Kute Vivek Balkrishna, Trivedi Hargovind L, Vanikar Aruna V, Shah Pankaj R, Gumber Manoj R, Kanodia Kamal V
Department of Nephrology and Clinical Transplantation, Institute of Kidney Diseases and Research Center, Dr HL Trivedi Institute of Transplantation Sciences [IKDRC-ITS], Civil Hospital Campus, Asarwa, Ahmedabad, 380016 Gujarat India.
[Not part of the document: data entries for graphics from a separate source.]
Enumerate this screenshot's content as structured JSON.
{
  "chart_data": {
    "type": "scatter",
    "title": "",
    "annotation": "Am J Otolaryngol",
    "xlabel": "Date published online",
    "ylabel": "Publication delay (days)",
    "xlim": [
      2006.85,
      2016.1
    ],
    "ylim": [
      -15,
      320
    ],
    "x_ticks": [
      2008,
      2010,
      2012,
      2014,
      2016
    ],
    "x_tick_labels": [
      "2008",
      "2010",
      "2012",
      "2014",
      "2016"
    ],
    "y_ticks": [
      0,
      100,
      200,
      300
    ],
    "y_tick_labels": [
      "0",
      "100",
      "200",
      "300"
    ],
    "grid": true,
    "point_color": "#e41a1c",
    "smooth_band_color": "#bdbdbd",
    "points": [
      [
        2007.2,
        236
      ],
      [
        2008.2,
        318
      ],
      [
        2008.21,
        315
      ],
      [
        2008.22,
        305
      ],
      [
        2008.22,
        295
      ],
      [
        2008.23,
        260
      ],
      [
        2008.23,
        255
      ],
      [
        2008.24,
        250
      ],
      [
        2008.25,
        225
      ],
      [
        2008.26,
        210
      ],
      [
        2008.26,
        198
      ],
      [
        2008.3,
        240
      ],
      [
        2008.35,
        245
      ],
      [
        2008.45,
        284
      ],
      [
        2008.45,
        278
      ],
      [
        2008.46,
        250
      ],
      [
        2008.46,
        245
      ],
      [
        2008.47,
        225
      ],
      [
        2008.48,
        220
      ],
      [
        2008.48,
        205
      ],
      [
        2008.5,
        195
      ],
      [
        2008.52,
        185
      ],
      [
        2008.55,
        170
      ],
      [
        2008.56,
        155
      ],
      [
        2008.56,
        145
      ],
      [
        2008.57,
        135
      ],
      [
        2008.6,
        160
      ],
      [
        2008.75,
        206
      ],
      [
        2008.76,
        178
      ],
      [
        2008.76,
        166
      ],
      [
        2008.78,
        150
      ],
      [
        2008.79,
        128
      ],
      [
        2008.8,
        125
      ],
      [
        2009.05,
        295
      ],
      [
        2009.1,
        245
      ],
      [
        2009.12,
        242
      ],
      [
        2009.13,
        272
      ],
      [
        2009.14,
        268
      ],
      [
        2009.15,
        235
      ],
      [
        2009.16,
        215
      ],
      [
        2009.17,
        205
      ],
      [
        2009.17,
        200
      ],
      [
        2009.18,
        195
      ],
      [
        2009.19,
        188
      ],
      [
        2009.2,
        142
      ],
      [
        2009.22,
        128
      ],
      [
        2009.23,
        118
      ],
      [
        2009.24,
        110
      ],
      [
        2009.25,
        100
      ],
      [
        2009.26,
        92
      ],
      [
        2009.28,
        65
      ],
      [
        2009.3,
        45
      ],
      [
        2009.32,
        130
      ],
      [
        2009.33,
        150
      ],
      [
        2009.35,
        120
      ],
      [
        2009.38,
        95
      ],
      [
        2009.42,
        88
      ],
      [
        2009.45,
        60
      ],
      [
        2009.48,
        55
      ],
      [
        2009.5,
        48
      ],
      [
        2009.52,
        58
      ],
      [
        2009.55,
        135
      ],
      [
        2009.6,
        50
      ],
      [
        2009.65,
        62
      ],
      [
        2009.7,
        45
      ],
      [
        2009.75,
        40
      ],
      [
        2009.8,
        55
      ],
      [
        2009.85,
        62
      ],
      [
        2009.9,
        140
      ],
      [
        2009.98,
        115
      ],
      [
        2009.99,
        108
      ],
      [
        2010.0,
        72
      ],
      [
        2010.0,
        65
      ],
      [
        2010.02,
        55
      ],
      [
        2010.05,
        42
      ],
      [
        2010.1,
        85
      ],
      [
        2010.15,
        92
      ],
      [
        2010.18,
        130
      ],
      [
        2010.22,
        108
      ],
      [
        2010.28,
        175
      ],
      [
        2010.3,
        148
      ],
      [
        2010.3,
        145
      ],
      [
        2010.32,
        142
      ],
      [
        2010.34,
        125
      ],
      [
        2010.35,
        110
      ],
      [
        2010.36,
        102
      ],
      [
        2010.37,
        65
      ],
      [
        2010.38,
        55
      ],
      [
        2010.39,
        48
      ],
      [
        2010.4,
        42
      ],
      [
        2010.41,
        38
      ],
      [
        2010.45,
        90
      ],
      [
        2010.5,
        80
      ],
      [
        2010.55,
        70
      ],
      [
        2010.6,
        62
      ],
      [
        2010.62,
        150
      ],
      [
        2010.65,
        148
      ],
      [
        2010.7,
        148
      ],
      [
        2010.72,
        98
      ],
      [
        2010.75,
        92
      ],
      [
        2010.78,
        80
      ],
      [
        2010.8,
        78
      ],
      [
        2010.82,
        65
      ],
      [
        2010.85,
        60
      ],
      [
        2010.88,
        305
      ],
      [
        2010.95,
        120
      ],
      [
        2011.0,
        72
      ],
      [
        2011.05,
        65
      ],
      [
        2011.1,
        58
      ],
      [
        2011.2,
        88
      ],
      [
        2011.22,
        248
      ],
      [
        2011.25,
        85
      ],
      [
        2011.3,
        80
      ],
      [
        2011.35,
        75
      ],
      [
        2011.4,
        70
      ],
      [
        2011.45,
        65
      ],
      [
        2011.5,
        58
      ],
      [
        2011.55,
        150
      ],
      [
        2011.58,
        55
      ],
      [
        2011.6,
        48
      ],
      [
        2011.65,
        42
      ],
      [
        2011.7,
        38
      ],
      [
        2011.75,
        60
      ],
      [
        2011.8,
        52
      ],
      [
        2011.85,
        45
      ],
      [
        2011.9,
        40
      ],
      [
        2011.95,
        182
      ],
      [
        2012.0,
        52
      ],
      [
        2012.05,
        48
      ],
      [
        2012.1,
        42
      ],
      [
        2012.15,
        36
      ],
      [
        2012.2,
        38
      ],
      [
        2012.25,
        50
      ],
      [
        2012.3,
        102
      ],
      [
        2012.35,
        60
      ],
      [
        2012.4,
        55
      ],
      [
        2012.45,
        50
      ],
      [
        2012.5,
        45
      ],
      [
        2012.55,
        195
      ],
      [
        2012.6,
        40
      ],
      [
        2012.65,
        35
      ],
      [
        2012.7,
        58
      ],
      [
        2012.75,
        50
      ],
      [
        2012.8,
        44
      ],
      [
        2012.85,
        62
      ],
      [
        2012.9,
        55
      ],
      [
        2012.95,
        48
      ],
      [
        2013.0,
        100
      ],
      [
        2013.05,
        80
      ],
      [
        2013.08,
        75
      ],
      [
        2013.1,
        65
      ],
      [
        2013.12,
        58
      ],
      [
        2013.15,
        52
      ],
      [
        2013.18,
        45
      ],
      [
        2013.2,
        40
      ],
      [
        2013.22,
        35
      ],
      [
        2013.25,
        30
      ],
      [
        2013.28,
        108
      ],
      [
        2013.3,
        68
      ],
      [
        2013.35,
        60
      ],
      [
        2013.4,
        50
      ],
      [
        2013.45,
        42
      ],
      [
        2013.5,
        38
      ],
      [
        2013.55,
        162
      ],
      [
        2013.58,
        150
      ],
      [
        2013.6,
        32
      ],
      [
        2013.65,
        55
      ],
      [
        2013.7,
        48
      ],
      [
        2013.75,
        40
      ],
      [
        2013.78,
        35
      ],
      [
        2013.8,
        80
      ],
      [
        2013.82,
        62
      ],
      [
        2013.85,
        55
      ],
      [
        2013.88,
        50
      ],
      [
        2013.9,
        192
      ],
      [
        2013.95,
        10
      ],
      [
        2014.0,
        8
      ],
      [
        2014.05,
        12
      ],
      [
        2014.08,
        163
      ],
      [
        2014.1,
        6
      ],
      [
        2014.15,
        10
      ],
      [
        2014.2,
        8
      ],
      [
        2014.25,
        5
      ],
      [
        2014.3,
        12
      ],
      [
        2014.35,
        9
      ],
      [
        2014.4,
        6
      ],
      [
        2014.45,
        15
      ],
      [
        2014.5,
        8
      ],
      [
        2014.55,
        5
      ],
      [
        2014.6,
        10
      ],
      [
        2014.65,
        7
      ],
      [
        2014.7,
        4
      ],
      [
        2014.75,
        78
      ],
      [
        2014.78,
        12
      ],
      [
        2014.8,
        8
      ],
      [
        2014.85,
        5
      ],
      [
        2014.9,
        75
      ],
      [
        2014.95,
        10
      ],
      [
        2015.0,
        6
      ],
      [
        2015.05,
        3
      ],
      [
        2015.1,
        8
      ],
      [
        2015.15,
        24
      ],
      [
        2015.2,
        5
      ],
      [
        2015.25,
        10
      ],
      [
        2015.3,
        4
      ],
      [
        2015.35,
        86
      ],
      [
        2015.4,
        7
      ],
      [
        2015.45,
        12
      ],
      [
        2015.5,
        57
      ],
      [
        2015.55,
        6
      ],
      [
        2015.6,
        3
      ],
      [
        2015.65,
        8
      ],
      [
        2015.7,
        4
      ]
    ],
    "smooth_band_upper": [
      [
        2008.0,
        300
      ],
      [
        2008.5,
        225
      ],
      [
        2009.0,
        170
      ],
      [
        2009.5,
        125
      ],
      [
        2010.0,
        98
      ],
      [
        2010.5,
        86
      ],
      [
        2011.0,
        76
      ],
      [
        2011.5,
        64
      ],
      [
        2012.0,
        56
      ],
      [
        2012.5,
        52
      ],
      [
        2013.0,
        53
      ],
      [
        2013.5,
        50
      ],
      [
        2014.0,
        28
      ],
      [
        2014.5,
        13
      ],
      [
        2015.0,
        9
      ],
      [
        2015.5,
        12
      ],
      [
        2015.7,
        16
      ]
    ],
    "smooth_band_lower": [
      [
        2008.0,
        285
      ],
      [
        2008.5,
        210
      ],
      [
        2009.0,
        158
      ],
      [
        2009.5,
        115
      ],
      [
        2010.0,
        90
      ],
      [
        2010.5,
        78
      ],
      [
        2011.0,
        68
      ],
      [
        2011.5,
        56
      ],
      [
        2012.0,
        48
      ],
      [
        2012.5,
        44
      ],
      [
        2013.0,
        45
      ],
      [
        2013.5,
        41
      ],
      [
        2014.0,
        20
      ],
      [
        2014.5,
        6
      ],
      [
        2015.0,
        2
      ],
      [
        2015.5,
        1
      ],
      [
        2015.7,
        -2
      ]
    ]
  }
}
Department of Pathology, Laboratory Medicine, Transfusion Services and Immunohematology, IKDRC-ITS, Ahmedabad, India.
J Parasit Dis. 2013 Oct;37(2):286-90. doi: 10.1007/s12639-012-0164-6. Epub 2012 Sep 6.
Acute kidney injury (AKI) is one of the most dreaded complications of severe malaria. Herein, we report a case of spontaneous resolution of AKI due to collapsing glomerulopathy (CG) and hemolytic-uremic syndrome (HUS) associated with P. falciparum malaria. Our case report highlights the fact that early intervention on the triggering cause of CG without a long course of steroids may obtain a remission of this severe subset of CG and may obtain a remission of HUS without therapeutic plasmapheresis The etiologic treatment of CG and HUS may avoid progression to end-stage renal disease.
急性肾损伤(AKI)是重症疟疾最可怕的并发症之一。在此,我们报告一例因恶性疟原虫疟疾相关的塌陷性肾小球病(CG)和溶血尿毒综合征(HUS)导致的AKI自发缓解病例。我们的病例报告强调了这样一个事实,即对CG的触发原因进行早期干预而无需长期使用类固醇,可能使这种严重亚型的CG得到缓解,并且在不进行治疗性血浆置换的情况下也可能使HUS得到缓解。CG和HUS的病因治疗可能避免进展至终末期肾病。